- Born: Sophie Geneviève Elisabeth Martin
- Education: University of Lausanne University of Cambridge
- Spouse: Richard Benton [Wikidata]
- Awards: EMBO Gold Medal (2014) EMBO Member (2020)
- Scientific career
- Fields: Cell polarity Cell fusion Cytoskeleton Cell cycle
- Workplaces: Columbia University University of Lausanne
- Thesis: Molecular and genetic analysis of cell polarisation, mRNA localisation and axis formation during Drosophila oogenesis (2002)
- Website: wp.unil.ch/martinlab/lab-members/sophie-martin/

= Sophie G. Martin =

Swiss biologist

Sophie Geneviève Elisabeth Martin Benton is a Swiss biologist who is Professor and Director of the Department of Fundamental Microbiology at the University of Lausanne. Her research investigates the molecular processes that underpin cellular fusion. She was awarded the EMBO Gold Medal in 2014.

== Early life and education ==
Martin was an undergraduate student at the University of Lausanne, where she studied the organisation of chromatin with Susan M. Gasser. She was based in the Swiss Institute for Experimental Cancer Research. After graduating, Martin joined Daniel St Johnston at the University of Cambridge, where she investigated the molecular mechanism of cell polarisation and the localisation of mRNA. She earned her PhD in 2002.

== Research and career ==
Martin moved to Columbia University, where she worked on cell polarisation and fission. In 2007, Martin returned to the University of Lausanne, where she was made a Swiss National Science Foundation Professor at the Center for Integrative Genomics. She was promoted to full Professor in 2018.

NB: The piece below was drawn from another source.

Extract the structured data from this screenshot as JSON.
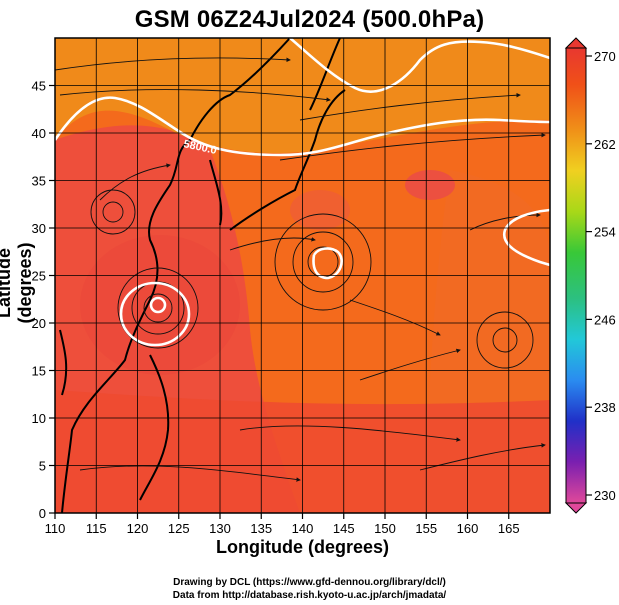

Martin was awarded a European Research Council Consolidator Grant to study cellular fusion. The fusion of cells is critical in fertilisation and development, and influences the formation of bone, tissue regeneration and cancer. Such fusion requires communication between cells, followed by polarisation, self-assembly and membrane juxtaposition. Her ERC Consolidator grant was focused on cellular fusion in Schizosaccharomyces pombe, a simple yeast model. The cells are haploids and fuse to form a diploid zygote. Martin studies the communication between cells and the mechanisms that underpin actin fusion focus formation.

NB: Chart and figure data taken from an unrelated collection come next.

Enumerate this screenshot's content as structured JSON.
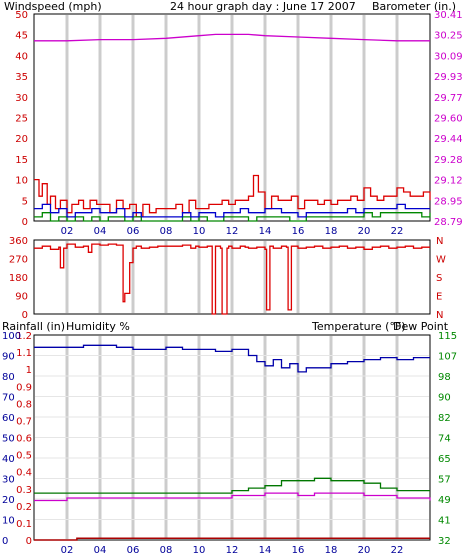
{
  "title": "24 hour graph day : June 17 2007",
  "colors": {
    "wind": "#dd0000",
    "wind_gust": "#dd0000",
    "wind_avg": "#0000cc",
    "wind_green": "#008800",
    "barometer": "#cc00cc",
    "direction": "#dd0000",
    "humidity": "#0000aa",
    "temperature": "#007700",
    "dew_point": "#cc00cc",
    "rainfall": "#aa0000",
    "left_axis": "#cc0000",
    "humidity_axis": "#000099",
    "right_axis_top": "#cc00cc",
    "right_axis_bottom": "#008800",
    "grid": "#cccccc",
    "frame": "#000000",
    "x_labels": "#000099"
  },
  "chart_data": [
    {
      "id": "wind-barometer",
      "type": "line",
      "left_label": "Windspeed (mph)",
      "right_label": "Barometer (in.)",
      "left_ticks": [
        "50",
        "45",
        "40",
        "35",
        "30",
        "25",
        "20",
        "15",
        "10",
        "5",
        "0"
      ],
      "left_range": [
        0,
        50
      ],
      "right_ticks": [
        "30.41",
        "30.25",
        "30.09",
        "29.93",
        "29.77",
        "29.60",
        "29.44",
        "29.28",
        "29.12",
        "28.95",
        "28.79"
      ],
      "right_range": [
        28.79,
        30.41
      ],
      "x_ticks": [
        "02",
        "04",
        "06",
        "08",
        "10",
        "12",
        "14",
        "16",
        "18",
        "20",
        "22"
      ],
      "x_range_hours": [
        0,
        24
      ],
      "grid": true,
      "series": [
        {
          "key": "gust",
          "hours": [
            0,
            0.3,
            0.5,
            0.8,
            1,
            1.3,
            1.6,
            2,
            2.3,
            2.7,
            3,
            3.4,
            3.8,
            4.2,
            4.6,
            5,
            5.4,
            5.8,
            6.2,
            6.6,
            7,
            7.4,
            7.8,
            8.2,
            8.6,
            9,
            9.4,
            9.8,
            10.2,
            10.6,
            11,
            11.4,
            11.8,
            12.2,
            12.6,
            13,
            13.3,
            13.6,
            14,
            14.4,
            14.8,
            15.2,
            15.6,
            16,
            16.4,
            16.8,
            17.2,
            17.6,
            18,
            18.4,
            18.8,
            19.2,
            19.6,
            20,
            20.4,
            20.8,
            21.2,
            21.6,
            22,
            22.4,
            22.8,
            23.2,
            23.6,
            24
          ],
          "values": [
            10,
            6,
            9,
            4,
            6,
            3,
            5,
            2,
            4,
            5,
            3,
            5,
            4,
            4,
            2,
            5,
            3,
            4,
            1,
            4,
            2,
            3,
            3,
            3,
            4,
            2,
            5,
            3,
            3,
            4,
            4,
            5,
            4,
            5,
            5,
            6,
            11,
            7,
            3,
            6,
            5,
            5,
            6,
            3,
            5,
            5,
            4,
            5,
            4,
            5,
            5,
            6,
            5,
            8,
            6,
            5,
            6,
            6,
            8,
            7,
            6,
            6,
            7,
            5
          ]
        },
        {
          "key": "avg",
          "hours": [
            0,
            0.5,
            1,
            1.5,
            2,
            2.5,
            3,
            3.5,
            4,
            4.5,
            5,
            5.5,
            6,
            6.5,
            7,
            7.5,
            8,
            8.5,
            9,
            9.5,
            10,
            10.5,
            11,
            11.5,
            12,
            12.5,
            13,
            13.5,
            14,
            14.5,
            15,
            15.5,
            16,
            16.5,
            17,
            17.5,
            18,
            18.5,
            19,
            19.5,
            20,
            20.5,
            21,
            21.5,
            22,
            22.5,
            23,
            23.5,
            24
          ],
          "values": [
            3,
            4,
            2,
            3,
            1,
            2,
            2,
            3,
            2,
            2,
            3,
            1,
            2,
            1,
            1,
            1,
            1,
            1,
            2,
            1,
            2,
            2,
            1,
            2,
            2,
            3,
            2,
            2,
            3,
            3,
            2,
            2,
            1,
            2,
            2,
            2,
            2,
            2,
            3,
            2,
            3,
            3,
            3,
            3,
            4,
            3,
            3,
            3,
            3
          ]
        },
        {
          "key": "lull",
          "hours": [
            0,
            0.5,
            1,
            1.5,
            2,
            2.5,
            3,
            3.5,
            4,
            4.5,
            5,
            5.5,
            6,
            6.5,
            7,
            7.5,
            8,
            8.5,
            9,
            9.5,
            10,
            10.5,
            11,
            11.5,
            12,
            12.5,
            13,
            13.5,
            14,
            14.5,
            15,
            15.5,
            16,
            16.5,
            17,
            17.5,
            18,
            18.5,
            19,
            19.5,
            20,
            20.5,
            21,
            21.5,
            22,
            22.5,
            23,
            23.5,
            24
          ],
          "values": [
            1,
            2,
            0,
            1,
            0,
            1,
            0,
            1,
            0,
            1,
            1,
            0,
            1,
            0,
            0,
            0,
            0,
            0,
            1,
            0,
            1,
            0,
            0,
            1,
            1,
            1,
            0,
            1,
            1,
            1,
            1,
            0,
            0,
            1,
            1,
            1,
            1,
            1,
            1,
            1,
            2,
            1,
            2,
            2,
            2,
            2,
            2,
            1,
            2
          ]
        },
        {
          "key": "barometer",
          "hours": [
            0,
            2,
            4,
            6,
            8,
            10,
            11,
            12,
            13,
            14,
            16,
            18,
            20,
            22,
            24
          ],
          "values": [
            30.2,
            30.2,
            30.21,
            30.21,
            30.22,
            30.24,
            30.25,
            30.25,
            30.25,
            30.24,
            30.23,
            30.22,
            30.21,
            30.2,
            30.2
          ]
        }
      ]
    },
    {
      "id": "wind-direction",
      "type": "line",
      "left_ticks": [
        "360",
        "270",
        "180",
        "90",
        "0"
      ],
      "left_range": [
        0,
        360
      ],
      "right_ticks": [
        "N",
        "W",
        "S",
        "E",
        "N"
      ],
      "x_range_hours": [
        0,
        24
      ],
      "grid": true,
      "series": [
        {
          "key": "direction",
          "hours": [
            0,
            0.5,
            1,
            1.5,
            1.6,
            1.8,
            2,
            2.5,
            3,
            3.3,
            3.5,
            4,
            4.5,
            5,
            5.4,
            5.5,
            5.8,
            6,
            6.2,
            6.5,
            7,
            7.5,
            8,
            8.5,
            9,
            9.5,
            9.8,
            10,
            10.5,
            10.8,
            11,
            11.3,
            11.4,
            11.7,
            11.8,
            12,
            12.5,
            12.8,
            13,
            13.5,
            14,
            14.1,
            14.3,
            14.5,
            15,
            15.3,
            15.4,
            15.6,
            16,
            16.5,
            17,
            17.5,
            18,
            18.5,
            19,
            19.5,
            20,
            20.5,
            21,
            21.5,
            22,
            22.5,
            23,
            23.5,
            24
          ],
          "values": [
            320,
            330,
            315,
            325,
            225,
            320,
            340,
            325,
            330,
            300,
            340,
            335,
            340,
            335,
            60,
            100,
            250,
            320,
            330,
            320,
            325,
            330,
            330,
            330,
            335,
            320,
            330,
            325,
            330,
            0,
            330,
            320,
            0,
            320,
            330,
            320,
            330,
            325,
            320,
            325,
            315,
            20,
            330,
            320,
            330,
            325,
            20,
            330,
            320,
            325,
            330,
            320,
            325,
            330,
            320,
            325,
            315,
            325,
            330,
            320,
            325,
            330,
            320,
            325,
            325
          ]
        }
      ]
    },
    {
      "id": "rain-humidity-temp",
      "type": "line",
      "left_label_rain": "Rainfall (in)",
      "left_label_humidity": "Humidity %",
      "right_label": "Temperature (°F)",
      "right_label_extra": "Dew Point",
      "rain_ticks": [
        "1.2",
        "1.1",
        "1",
        "0.9",
        "0.8",
        "0.7",
        "0.6",
        "0.5",
        "0.4",
        "0.3",
        "0.2",
        "0.1",
        "0"
      ],
      "humidity_ticks": [
        "100",
        "90",
        "80",
        "70",
        "60",
        "50",
        "40",
        "30",
        "20",
        "10",
        "0"
      ],
      "humidity_range": [
        0,
        100
      ],
      "temp_ticks": [
        "115",
        "107",
        "98",
        "90",
        "82",
        "74",
        "65",
        "57",
        "49",
        "41",
        "32"
      ],
      "temp_range": [
        32,
        115
      ],
      "x_ticks": [
        "02",
        "04",
        "06",
        "08",
        "10",
        "12",
        "14",
        "16",
        "18",
        "20",
        "22"
      ],
      "x_range_hours": [
        0,
        24
      ],
      "grid": true,
      "series": [
        {
          "key": "humidity",
          "hours": [
            0,
            1,
            2,
            3,
            4,
            5,
            6,
            7,
            8,
            9,
            10,
            11,
            12,
            13,
            13.5,
            14,
            14.5,
            15,
            15.5,
            16,
            16.5,
            17,
            18,
            19,
            20,
            21,
            22,
            23,
            24
          ],
          "values": [
            94,
            94,
            94,
            95,
            95,
            94,
            93,
            93,
            94,
            93,
            93,
            92,
            93,
            90,
            87,
            85,
            88,
            84,
            86,
            82,
            84,
            84,
            86,
            87,
            88,
            89,
            88,
            89,
            89
          ]
        },
        {
          "key": "temperature",
          "hours": [
            0,
            2,
            4,
            6,
            8,
            10,
            12,
            13,
            14,
            15,
            16,
            17,
            18,
            19,
            20,
            21,
            22,
            23,
            24
          ],
          "values": [
            51,
            51,
            51,
            51,
            51,
            51,
            52,
            53,
            54,
            56,
            56,
            57,
            56,
            56,
            55,
            53,
            52,
            52,
            52
          ]
        },
        {
          "key": "dew_point",
          "hours": [
            0,
            2,
            4,
            6,
            8,
            10,
            12,
            13,
            14,
            15,
            16,
            17,
            18,
            19,
            20,
            21,
            22,
            23,
            24
          ],
          "values": [
            48,
            49,
            49,
            49,
            49,
            49,
            50,
            50,
            51,
            51,
            50,
            51,
            51,
            51,
            50,
            50,
            49,
            49,
            48
          ]
        },
        {
          "key": "rainfall",
          "hours": [
            0,
            2.5,
            2.6,
            24
          ],
          "values": [
            0,
            0,
            0.01,
            0.01
          ]
        }
      ]
    }
  ]
}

=== Awards and honours ===
- 2010 European Research Council starting grant
- 2012 American Society for Cell Biology Women in Cell Biology Award
- 2014 EMBO Gold Medal
- 2014 Friedrich Miescher Award
- 2017 SNF Bonus of Excellence
- 2020 Elected a member of the European Molecular Biology Organization (EMBO)
- 2021 European Research Council (ERC) advanced grant

==Personal life==
Martin is married to biologist Richard Benton.